If still further precision on this topic be sought, it may be observed that this doctrine of the fullness of pleasure is supplementary to the doctrine that death is anesthesia. The latter may help to reconcile men to the state of being dead but it fails to compensate for the surrender of immortality. Only the possibility of having enjoyed all pleasures to the full in this life can counterbalance the relinquishment of the hope of enjoying eternal pleasures in the afterlife. This is the “true understanding” of which Epicurus speaks: “Hence the true understanding of the fact that death is nothing to us renders enjoyable the mortality of existence, not by adding infinite time but by taking away the yearning for immortality.”  What cancels the yearning for immortality is the conviction that the fullness of pleasure is possible in this mortal life. The ingenuity of this argument is undeniable; it means the victory over death and we have proof of its wide acceptance in the vigor with which St. Paul in his ardent plea to the Corinthians champions the resurrection of the dead as a new means of victory over death.

Incidentally, without close scrutiny it is difficult to discern by what sort of logic this doctrine could be reconciled with the perfect blissfulness of the gods. If pleasure is not increased by the length of its duration, how could the lot of the gods seem more desirable than that of the mortal sage? With this problem Epicurus did not fail to deal. The topic must await detailed treatment in the ensuing chapter on the True Piety. Here it will suffice to say that the superiority of the happiness of the gods is represented as consisting in the perfect assurance of its continuance. Involved with this judgment is a startling paradox: what renders the happiness of the gods eternal is this perfect assurance of its continuance; its eternity is a result, not a factor of causation. It is a quality of life.

The paradox that ranks major to this, that happiness is not increased in magnitude by immortality, has found its way into Western thought through the literature of consolation. Obviously, if happiness is not increased by immortality, neither can it be increased by length of mortal life.

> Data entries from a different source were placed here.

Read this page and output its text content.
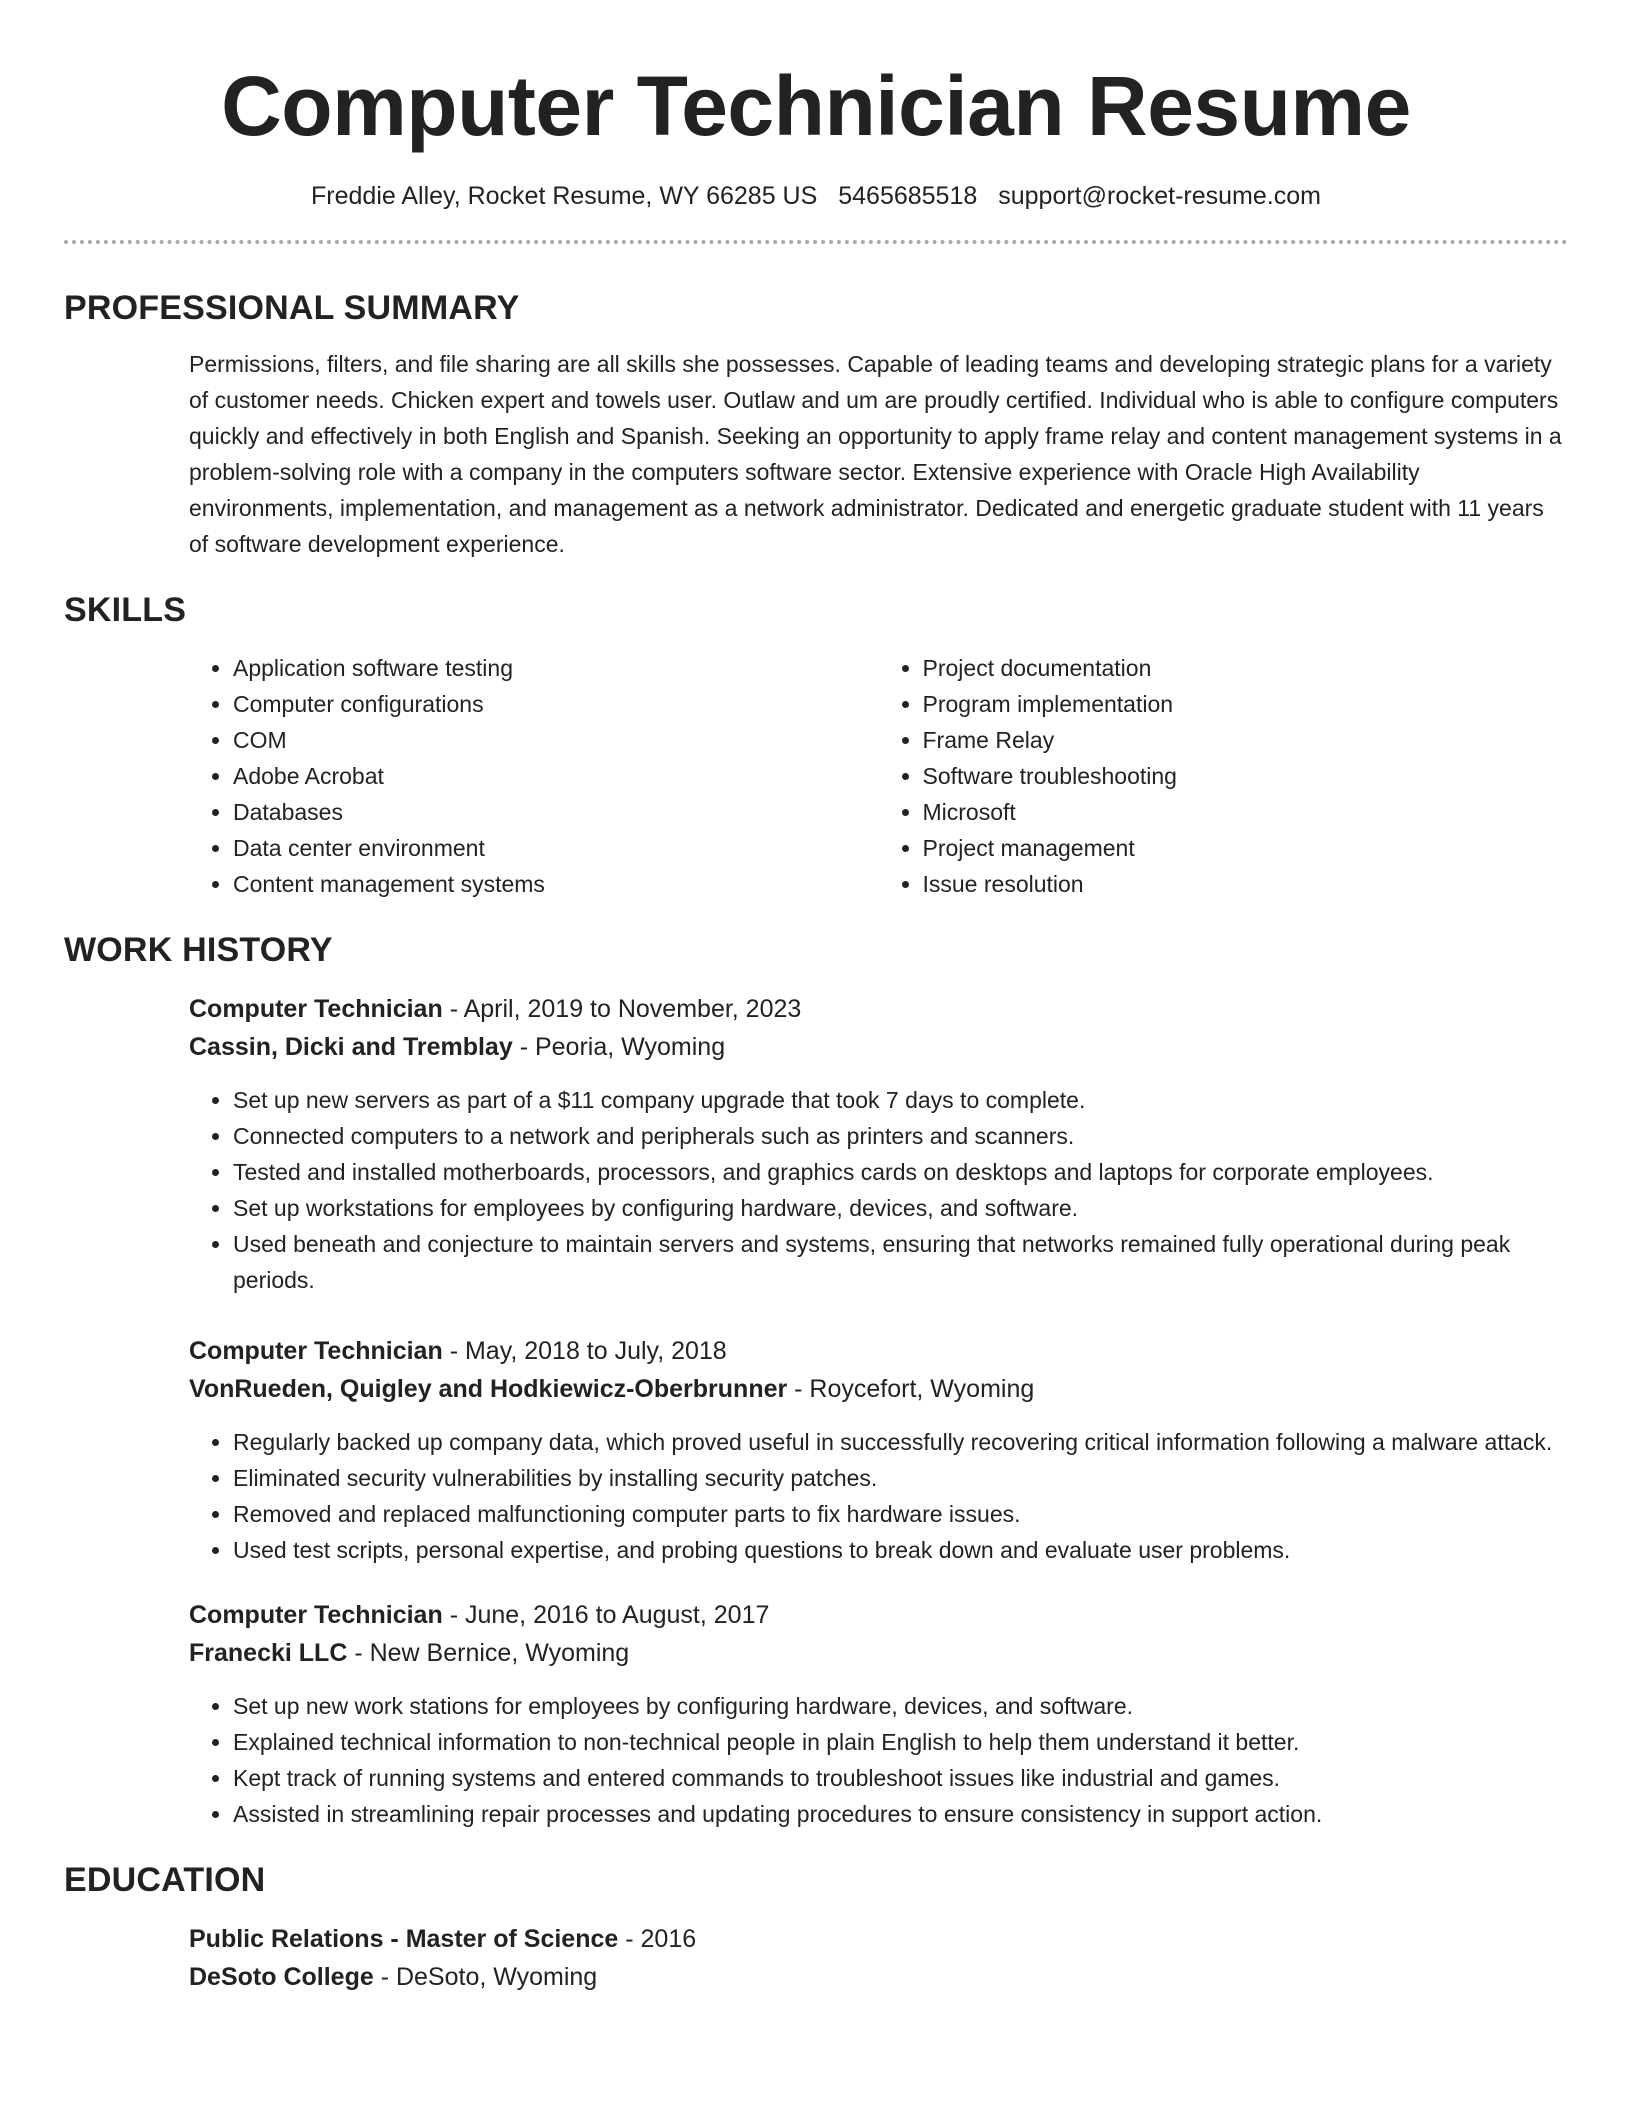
Computer Technician Resume
Freddie Alley, Rocket Resume, WY 66285 US 5465685518 support@rocket-resume.com
PROFESSIONAL SUMMARY

Permissions, filters, and file sharing are all skills she possesses. Capable of leading teams and developing strategic plans for a variety of customer needs. Chicken expert and towels user. Outlaw and um are proudly certified. Individual who is able to configure computers quickly and effectively in both English and Spanish. Seeking an opportunity to apply frame relay and content management systems in a problem-solving role with a company in the computers software sector. Extensive experience with Oracle High Availability environments, implementation, and management as a network administrator. Dedicated and energetic graduate student with 11 years of software development experience.

SKILLS
• Application software testing
• Computer configurations
• COM
• Adobe Acrobat
• Databases
• Data center environment
• Content management systems
• Project documentation
• Program implementation
• Frame Relay
• Software troubleshooting
• Microsoft
• Project management
• Issue resolution
WORK HISTORY
Computer Technician - April, 2019 to November, 2023
Cassin, Dicki and Tremblay - Peoria, Wyoming
• Set up new servers as part of a $11 company upgrade that took 7 days to complete.
• Connected computers to a network and peripherals such as printers and scanners.
• Tested and installed motherboards, processors, and graphics cards on desktops and laptops for corporate employees.
• Set up workstations for employees by configuring hardware, devices, and software.
• Used beneath and conjecture to maintain servers and systems, ensuring that networks remained fully operational during peak periods.
Computer Technician - May, 2018 to July, 2018
VonRueden, Quigley and Hodkiewicz-Oberbrunner - Roycefort, Wyoming
• Regularly backed up company data, which proved useful in successfully recovering critical information following a malware attack.
• Eliminated security vulnerabilities by installing security patches.
• Removed and replaced malfunctioning computer parts to fix hardware issues.
• Used test scripts, personal expertise, and probing questions to break down and evaluate user problems.
Computer Technician - June, 2016 to August, 2017
Franecki LLC - New Bernice, Wyoming
• Set up new work stations for employees by configuring hardware, devices, and software.
• Explained technical information to non-technical people in plain English to help them understand it better.
• Kept track of running systems and entered commands to troubleshoot issues like industrial and games.
• Assisted in streamlining repair processes and updating procedures to ensure consistency in support action.
EDUCATION
Public Relations - Master of Science - 2016
DeSoto College - DeSoto, Wyoming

The philosopher Seneca expatiates upon this inferred aspect of the doctrine, though without mentioning its source, and comforts his correspondent by dwelling feelingly upon the wisdom of measuring a human life by its achievement rather than its length.  In the course of this homily he compares the long and merely vegetative life to that of a tree and this detail survives for us in the poem of Ben Jonson which begins,

It is not growing like a tree, in bulk,
Doth make man better be.

But the last lines of the poem hark back definitely to Epicurus:

In small proportions we just beauty see
And in small measure life may perfect be.

The sentiment recurs in Christian hymnology:

He liveth long who liveth well.

Such is often the fate of Epicurus, to be quoted anonymously if approved, by name if condemned.